Multisite fungicides key to control cereal diseases
The use of a multisite cereal fungicide should be the first product in the spray tank, and then growers should decide whether to add an azole or SDHI product.
Fungicide expert Jonathan Blake at crop consultant Adas says three multisite protective fungicides – folpet, chorothalonil and mancozeb – are the foundation of any fungicide strategy for wheat and barley.
These three fungicides have been used by growers since the 1960s, and they have shown no signs of disease resistance.
This comes at a time when the two key systemic fungicide groups for controlling septoria in wheat – azoles and SDHIs – are showing a slow decline in efficacy against this yield-sapping disease.
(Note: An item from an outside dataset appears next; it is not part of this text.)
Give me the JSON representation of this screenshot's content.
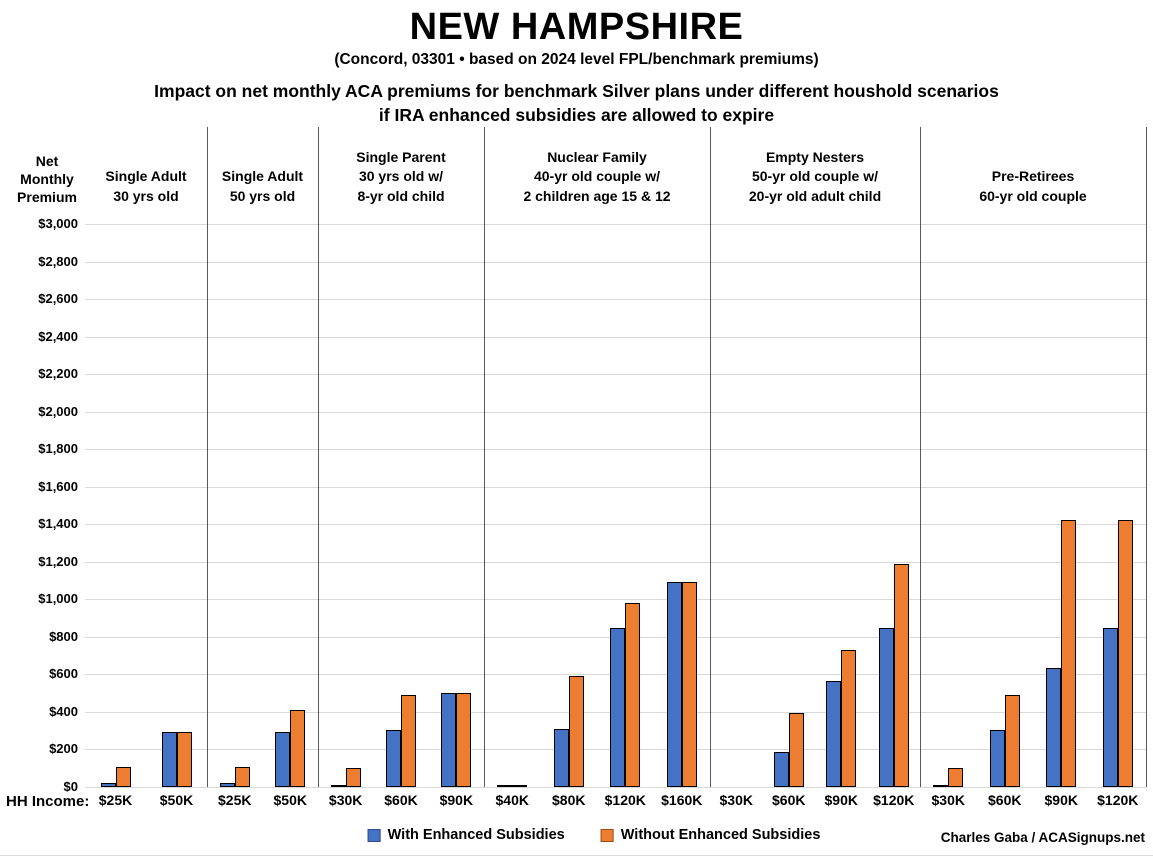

“Growers should maximise what won’t develop resistance and minimise those that develop resistance,” Mr Blake said.
See also: How Velcourt manages its wheat fungicide spend
Fungicide resistance
“We need to maintain the chemistry for as long as possible and so devise programmes based around products that show no resistance,” he added.
Chlorothalonil is currently going through a reregistration process and its long-term future is uncertain.
He suggested growers look at other methods to try to reduce the risk of fungicide resistance, such as late drilling and using wheat varieties with good disease resistance.
“If you drill later with a good resistant variety then there is less need for two SDHIs,” Mr Blake said.